The seats are firm but supportive and comfortable in that German way. Twelve directions of adjustment are fitted to both front seats, and the driver’s pew has memory, making it easy to live with for couples. Heating is standard on the 45 TFSI grade (but optional on the 40 TFSI). Black or grey upholstery is available, but Audi do offer a wider range of exterior and interior colours by way of the custom-order Audi Exclusive programme available for Australian buyers. Aluminium trim is standard, while handsome open-pore oak inlays cost $520 more.
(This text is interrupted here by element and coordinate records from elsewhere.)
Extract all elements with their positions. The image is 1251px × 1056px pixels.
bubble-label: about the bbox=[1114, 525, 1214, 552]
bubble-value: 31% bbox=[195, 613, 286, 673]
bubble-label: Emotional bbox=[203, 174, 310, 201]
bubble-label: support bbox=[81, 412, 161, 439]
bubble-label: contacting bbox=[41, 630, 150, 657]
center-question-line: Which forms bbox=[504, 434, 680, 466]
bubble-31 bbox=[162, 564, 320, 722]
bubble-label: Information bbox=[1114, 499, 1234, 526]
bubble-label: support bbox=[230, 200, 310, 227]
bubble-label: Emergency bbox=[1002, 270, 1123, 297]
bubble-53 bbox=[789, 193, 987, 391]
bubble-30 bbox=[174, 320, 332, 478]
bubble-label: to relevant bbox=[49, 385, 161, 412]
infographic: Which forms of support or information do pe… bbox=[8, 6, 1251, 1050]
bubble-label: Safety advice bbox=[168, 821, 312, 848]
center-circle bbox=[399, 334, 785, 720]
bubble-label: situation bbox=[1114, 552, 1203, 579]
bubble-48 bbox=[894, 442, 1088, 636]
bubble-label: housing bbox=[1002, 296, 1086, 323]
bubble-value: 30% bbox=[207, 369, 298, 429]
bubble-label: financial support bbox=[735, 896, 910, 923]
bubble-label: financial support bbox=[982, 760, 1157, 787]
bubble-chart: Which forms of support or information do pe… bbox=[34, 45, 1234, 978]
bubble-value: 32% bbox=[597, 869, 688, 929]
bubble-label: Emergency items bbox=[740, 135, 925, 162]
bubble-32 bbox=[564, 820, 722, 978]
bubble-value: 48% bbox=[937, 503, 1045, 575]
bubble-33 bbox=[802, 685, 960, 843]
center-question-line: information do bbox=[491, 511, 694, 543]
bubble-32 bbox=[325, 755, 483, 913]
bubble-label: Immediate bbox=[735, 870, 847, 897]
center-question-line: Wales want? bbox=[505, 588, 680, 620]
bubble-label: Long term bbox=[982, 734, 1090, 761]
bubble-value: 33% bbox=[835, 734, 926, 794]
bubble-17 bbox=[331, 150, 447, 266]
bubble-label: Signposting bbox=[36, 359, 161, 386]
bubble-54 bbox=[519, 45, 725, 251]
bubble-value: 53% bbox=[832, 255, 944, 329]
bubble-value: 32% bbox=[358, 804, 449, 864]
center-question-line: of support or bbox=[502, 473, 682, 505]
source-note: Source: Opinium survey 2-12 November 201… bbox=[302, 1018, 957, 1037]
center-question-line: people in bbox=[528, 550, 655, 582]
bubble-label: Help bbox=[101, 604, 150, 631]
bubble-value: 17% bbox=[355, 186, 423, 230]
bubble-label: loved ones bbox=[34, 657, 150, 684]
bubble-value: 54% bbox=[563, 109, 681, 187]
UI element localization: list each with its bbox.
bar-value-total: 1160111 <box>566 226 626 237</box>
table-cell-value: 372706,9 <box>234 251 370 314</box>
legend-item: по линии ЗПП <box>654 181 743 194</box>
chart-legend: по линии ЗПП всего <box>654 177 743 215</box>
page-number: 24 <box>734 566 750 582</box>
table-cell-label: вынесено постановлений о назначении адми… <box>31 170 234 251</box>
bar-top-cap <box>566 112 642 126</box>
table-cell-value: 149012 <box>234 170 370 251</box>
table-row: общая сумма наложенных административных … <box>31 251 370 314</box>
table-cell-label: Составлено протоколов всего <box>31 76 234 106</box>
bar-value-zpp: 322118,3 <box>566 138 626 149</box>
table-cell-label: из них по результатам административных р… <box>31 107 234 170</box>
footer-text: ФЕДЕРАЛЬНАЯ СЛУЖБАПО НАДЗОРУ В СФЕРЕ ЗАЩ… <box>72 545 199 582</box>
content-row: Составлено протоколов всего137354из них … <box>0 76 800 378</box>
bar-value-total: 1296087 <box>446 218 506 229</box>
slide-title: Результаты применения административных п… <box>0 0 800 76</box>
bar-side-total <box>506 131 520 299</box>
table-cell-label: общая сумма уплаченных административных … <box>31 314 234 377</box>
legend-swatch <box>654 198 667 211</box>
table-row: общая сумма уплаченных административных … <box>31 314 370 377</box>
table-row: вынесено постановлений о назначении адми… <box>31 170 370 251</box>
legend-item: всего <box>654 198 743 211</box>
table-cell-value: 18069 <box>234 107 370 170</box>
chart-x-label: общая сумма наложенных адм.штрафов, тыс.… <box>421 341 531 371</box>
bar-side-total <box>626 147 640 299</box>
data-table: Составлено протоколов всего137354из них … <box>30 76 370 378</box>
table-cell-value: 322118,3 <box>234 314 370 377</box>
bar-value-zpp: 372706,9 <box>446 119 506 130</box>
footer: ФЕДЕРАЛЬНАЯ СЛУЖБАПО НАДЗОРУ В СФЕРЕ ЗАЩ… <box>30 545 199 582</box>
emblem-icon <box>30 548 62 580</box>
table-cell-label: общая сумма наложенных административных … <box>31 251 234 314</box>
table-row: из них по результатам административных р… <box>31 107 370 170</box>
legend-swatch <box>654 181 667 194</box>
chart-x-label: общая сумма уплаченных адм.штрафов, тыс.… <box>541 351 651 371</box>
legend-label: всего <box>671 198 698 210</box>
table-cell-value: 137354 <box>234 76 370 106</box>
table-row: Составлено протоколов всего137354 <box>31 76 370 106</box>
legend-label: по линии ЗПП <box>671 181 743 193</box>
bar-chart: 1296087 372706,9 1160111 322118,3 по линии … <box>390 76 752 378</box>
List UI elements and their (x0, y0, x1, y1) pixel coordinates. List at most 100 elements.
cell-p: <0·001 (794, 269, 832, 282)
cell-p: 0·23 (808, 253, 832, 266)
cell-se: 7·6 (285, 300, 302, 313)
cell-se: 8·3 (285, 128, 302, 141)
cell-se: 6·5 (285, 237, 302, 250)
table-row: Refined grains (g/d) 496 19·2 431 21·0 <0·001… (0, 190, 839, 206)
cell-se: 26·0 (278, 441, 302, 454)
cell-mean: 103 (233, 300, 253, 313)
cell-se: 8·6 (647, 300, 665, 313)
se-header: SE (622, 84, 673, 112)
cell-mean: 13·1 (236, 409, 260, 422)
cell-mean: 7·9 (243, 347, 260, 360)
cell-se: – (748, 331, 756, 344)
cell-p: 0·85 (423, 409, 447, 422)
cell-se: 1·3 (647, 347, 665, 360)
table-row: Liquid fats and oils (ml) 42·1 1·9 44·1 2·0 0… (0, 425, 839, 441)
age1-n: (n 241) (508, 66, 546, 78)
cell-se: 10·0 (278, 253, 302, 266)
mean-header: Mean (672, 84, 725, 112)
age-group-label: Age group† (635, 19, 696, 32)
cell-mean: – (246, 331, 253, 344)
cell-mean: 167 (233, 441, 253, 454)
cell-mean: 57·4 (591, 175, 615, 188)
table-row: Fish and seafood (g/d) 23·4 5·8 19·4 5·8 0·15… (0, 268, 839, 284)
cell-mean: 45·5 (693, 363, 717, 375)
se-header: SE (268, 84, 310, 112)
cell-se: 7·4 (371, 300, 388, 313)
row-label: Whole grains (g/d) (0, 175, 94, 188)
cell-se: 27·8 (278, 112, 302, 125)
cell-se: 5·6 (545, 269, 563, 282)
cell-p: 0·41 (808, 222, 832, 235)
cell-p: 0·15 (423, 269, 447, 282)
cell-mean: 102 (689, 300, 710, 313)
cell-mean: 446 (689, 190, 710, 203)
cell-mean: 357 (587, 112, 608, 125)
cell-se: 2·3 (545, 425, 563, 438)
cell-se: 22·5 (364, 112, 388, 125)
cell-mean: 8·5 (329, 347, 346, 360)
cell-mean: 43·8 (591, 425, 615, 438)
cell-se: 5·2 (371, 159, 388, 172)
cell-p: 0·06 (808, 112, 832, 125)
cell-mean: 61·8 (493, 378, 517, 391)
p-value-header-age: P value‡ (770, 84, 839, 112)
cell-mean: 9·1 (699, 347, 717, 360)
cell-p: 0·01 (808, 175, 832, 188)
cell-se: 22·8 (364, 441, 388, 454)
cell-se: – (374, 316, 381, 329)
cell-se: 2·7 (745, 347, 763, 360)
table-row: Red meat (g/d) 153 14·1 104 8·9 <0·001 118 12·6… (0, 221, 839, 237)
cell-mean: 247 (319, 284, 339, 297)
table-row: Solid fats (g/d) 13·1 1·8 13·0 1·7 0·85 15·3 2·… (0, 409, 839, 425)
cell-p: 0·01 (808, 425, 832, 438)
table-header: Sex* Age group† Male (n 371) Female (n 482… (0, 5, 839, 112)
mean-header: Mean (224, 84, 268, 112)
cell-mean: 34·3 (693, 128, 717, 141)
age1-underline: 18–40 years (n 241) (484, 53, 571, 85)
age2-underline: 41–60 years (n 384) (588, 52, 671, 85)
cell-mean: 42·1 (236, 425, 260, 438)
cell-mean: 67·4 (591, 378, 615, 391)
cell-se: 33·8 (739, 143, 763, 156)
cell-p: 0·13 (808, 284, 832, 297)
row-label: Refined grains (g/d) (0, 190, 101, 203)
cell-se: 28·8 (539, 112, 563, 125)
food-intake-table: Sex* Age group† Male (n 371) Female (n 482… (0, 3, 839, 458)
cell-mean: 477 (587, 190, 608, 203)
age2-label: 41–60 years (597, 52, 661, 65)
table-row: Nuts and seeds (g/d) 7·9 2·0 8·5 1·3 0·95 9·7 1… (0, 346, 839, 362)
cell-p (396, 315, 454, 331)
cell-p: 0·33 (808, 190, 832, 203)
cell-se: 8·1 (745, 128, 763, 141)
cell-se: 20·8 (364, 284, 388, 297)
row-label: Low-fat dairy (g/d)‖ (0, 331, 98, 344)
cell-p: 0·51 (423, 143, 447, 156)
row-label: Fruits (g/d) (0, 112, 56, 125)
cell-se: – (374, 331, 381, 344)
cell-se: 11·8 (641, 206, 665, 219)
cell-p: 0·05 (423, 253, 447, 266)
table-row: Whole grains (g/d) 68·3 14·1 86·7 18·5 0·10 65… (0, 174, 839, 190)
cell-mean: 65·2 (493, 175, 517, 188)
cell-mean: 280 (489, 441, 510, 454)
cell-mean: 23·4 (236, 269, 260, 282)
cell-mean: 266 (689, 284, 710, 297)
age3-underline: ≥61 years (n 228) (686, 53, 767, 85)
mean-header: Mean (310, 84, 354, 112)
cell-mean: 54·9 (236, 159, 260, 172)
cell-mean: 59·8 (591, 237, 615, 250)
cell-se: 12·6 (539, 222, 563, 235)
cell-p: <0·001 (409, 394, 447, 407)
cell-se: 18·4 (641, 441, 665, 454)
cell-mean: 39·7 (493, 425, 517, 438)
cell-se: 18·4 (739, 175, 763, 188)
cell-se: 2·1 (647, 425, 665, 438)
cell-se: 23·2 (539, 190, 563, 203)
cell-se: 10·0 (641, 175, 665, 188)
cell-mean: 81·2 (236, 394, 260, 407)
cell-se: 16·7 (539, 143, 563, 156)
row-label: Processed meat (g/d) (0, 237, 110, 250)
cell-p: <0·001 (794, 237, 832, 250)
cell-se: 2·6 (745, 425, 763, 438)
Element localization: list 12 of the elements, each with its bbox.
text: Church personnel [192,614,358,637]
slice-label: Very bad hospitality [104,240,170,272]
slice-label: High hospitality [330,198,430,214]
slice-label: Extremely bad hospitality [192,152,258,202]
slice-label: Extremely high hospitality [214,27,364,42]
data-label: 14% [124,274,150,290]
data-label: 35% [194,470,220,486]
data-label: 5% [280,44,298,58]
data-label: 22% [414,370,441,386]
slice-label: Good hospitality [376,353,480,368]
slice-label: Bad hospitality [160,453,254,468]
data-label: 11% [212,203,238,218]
There’s a comprehensive safety suite standard on the A5 Sportback: Audi have bundled in high-speed and city-speed AEB, active cruise control, lane keep assist, parking sensors and automation, blind spot monitoring, rear cross traffic alert, cyclist exit warning, auto lights and wipers, and junction-turning emergency braking. The majority of these features can be turned off at will.
Other standard inclusions for the A5 Sportback not mentioned above take in eight airbags, tyre pressure monitoring, selectable drive modes, a space saver spare wheel, full keyless entry to all doors and the tailgate, push-button start, tri-zone climate control, a frameless rear-view mirror, black headlining, and 40/20/40 folding rear seats.
Any hangups? The lack of a diesel variant isn’t new for the A5 Sportback range, but neither has Audi added a fuel-sipping hybrid or plug-in version. And while Audi often offers a five-year warranty as a buying incentive, the fact that this longer coverage is not the standard offer is a growing disappointment, particularly in light of Mercedes-Benz making five years of coverage standard for Australian buyers.
On the whole, though, there’s much to love about the Audi A5 Sportback. This is a svelte, sexy vehicle that delivers the kind of premium driving experience that you expect from a luxury badge, along with a crisp and stylish interior that has been subtly updated to include new technologies. It’s a car we happily recommend.